La grossa differenza istituzionale a questo giro sembra essere il ruolo delle banche centrali, con la Federal Reserve degli Stati Uniti che gioca un ruolo guida, se non di dominio, sul palcoscenico globale. Ma sin dal principio (da collocarsi nel 1694 nel contesto britannico), il loro ruolo è stato quello di proteggere e fare da paracadute per i banchieri, e non di prendersi cura del benessere delle popolazioni. Il fatto che gli Stati Uniti siano potuti uscire dalla crisi, in termini statistici, nell’estate del 2009, e che i mercati azionari abbiano potuto pressoché ovunque recuperare le loro perdite, è completamente da imputarsi alle politiche della Federal Reserve. Fa ciò presagire un capitalismo globale condotto dalla dittatura dei banchieri centrali, il cui incarico prioritario è quello di proteggere il potere delle banche e dei plutocrati? Se così fosse, allora sembrano proporsi poche prospettive per una soluzione agli attuali problemi di economie in stagnazione e caduta del tenore di vita della massa della popolazione mondiale.
C’è inoltre un gran chiacchiericcio sulle prospettive di una correzione tecnologica dell’attuale malessere economico. Anche se l’accorpamento di nuove tecnologie e nuove forme organizzative ha sempre giocato un ruolo rilevante nel facilitare l’uscita dalle crisi, non ne ha mai giocato uno decisivo. Oggi la speranza pare focalizzarsi su un capitalismo basato sulla conoscenza (con ingegneria biomedica, genetica ed intelligenza artificiale in prima linea). Ma l’innovazione è sempre un’arma a doppio taglio. Gli anni Ottanta, dopotutto, ci hanno consegnato una deindustrializzazione attraverso l’automazione, come quella che ha oggi soppiantato quale più grande fonte di impiego privata negli Stati Uniti General Motors (che impiegava una forza lavoro ben pagata e sindacalizzata negli anni Sessanta) con Walmart (con una forza lavoro per lo più malpagata e non sindacalizzata). Se l’attuale accelerata di innovazione conduce in una direzione, essa volge verso minori opportunità di impiego per la manodopera e la crescente importanza di rendite estratte dai diritti di proprietà intellettuale per il capitale. Ma se tutti provano a vivere di rendite e nessuno investe nel produrre nulla, è evidente che il capitalismo è diretto verso una crisi di natura completamente differente.
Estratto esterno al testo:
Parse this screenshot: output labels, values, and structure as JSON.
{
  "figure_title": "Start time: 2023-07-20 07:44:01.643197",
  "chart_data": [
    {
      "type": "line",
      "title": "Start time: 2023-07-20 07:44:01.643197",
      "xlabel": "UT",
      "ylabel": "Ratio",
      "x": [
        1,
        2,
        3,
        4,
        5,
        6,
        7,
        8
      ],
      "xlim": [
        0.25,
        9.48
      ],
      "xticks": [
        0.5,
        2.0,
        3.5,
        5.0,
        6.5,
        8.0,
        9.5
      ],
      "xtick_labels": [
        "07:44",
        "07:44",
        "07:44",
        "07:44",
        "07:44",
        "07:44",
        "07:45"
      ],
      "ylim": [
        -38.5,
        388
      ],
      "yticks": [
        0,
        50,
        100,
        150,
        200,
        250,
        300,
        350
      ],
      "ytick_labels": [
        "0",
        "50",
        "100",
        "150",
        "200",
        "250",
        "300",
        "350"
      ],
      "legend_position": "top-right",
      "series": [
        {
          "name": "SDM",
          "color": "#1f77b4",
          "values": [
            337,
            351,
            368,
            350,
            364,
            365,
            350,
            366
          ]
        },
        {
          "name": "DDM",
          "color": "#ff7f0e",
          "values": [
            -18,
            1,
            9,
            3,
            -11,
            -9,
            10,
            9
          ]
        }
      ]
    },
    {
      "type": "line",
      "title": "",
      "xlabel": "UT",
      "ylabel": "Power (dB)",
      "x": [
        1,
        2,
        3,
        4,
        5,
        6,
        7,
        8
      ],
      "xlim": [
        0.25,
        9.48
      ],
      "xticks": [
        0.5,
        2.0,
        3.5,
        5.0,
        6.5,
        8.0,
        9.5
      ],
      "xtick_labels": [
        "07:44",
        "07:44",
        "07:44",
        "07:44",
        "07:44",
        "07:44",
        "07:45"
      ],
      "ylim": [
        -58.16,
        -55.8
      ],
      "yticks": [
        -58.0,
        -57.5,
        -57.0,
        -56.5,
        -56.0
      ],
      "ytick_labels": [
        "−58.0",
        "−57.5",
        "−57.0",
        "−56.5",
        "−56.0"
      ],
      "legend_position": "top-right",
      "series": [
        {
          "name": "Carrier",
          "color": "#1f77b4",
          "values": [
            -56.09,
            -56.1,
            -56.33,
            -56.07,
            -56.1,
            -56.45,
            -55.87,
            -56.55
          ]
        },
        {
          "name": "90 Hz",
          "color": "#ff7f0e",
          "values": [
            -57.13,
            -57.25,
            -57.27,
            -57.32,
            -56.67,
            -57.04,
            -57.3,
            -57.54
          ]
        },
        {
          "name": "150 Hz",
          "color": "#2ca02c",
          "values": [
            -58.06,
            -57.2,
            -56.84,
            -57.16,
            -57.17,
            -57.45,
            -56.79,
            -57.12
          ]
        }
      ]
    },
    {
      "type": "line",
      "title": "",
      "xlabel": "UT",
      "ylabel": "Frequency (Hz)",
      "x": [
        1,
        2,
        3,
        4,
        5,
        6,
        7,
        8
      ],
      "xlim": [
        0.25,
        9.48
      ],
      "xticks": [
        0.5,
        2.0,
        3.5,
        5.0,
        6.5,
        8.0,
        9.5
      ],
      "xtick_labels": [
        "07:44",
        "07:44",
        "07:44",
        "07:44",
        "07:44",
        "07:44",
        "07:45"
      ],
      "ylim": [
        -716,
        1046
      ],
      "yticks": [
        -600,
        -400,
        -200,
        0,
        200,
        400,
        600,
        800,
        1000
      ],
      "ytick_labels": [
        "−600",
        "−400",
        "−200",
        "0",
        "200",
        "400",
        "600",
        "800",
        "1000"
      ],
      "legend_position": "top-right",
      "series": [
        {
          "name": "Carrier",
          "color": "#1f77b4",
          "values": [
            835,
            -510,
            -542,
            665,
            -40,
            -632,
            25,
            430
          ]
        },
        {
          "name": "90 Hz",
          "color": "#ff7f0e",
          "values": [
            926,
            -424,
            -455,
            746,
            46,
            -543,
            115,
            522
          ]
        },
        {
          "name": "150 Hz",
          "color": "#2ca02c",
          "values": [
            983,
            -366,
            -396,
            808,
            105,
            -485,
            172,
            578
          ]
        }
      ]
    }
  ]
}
Non sono solo le élite capitaliste ed i loro accoliti accademici e intellettuali a sembrare incapaci di produrre una rottura radicale col loro passato, o di definire una via d’uscita percorribile dalla lamentosa crisi di bassa crescita, stagnazione, ampia disoccupazione e perdita della sovranità statale in favore dei possessori di obbligazioni. Le forze della sinistra tradizionale (partiti politici e sindacati) sono totalmente incapaci di costruire una solida opposizione al potere del capitale. Sono stati abbattuti da trent’anni di aggressione ideologica e politica da parte della destra, mentre il socialismo democratico ha perso credibilità. Lo stigmatizzato collasso del socialismo reale e la “morte del marxismo” dopo il 1989 hanno peggiorato le cose. Ciò che rimane della sinistra radicale opera oggi per lo più al di fuori di ogni canale di opposizione istituzionale od organizzata, nella speranza che azioni di breve respiro e l’attivismo locale possano condurre alla fine a quale forma soddisfacente di alternativa macro. Questa sinistra, che stranamente echeggia una retorica libertaria e talvolta neoliberale di antistatalismo, viene intellettualmente cresciuta da pensatori come Michel Foucault e da tutti quelli che hanno riassemblato le frammentazioni postmoderne sotto la bandiera di un post-strutturalismo largamente incomprensibile che favorisce una politica dell’identità mentre rifugge l’analisi di classe. Sono in evidenza ovunque prospettive ed azioni autonome, anarchiche e localiste. Ma per quanto questa sinistra cerchi di cambiare il mondo senza prendere il potere, tanto più una classe capitalista plutocratica si consolida e rimane incontrastata nella sua possibilità di dominare il mondo senza vincoli. Questa nuova classe dominante è aiutata da uno stato securitario e della sorveglianza per nulla restio ad usare i suoi poteri di polizia per reprimere ogni forma di dissenso nel nome dell’anti-terrorismo.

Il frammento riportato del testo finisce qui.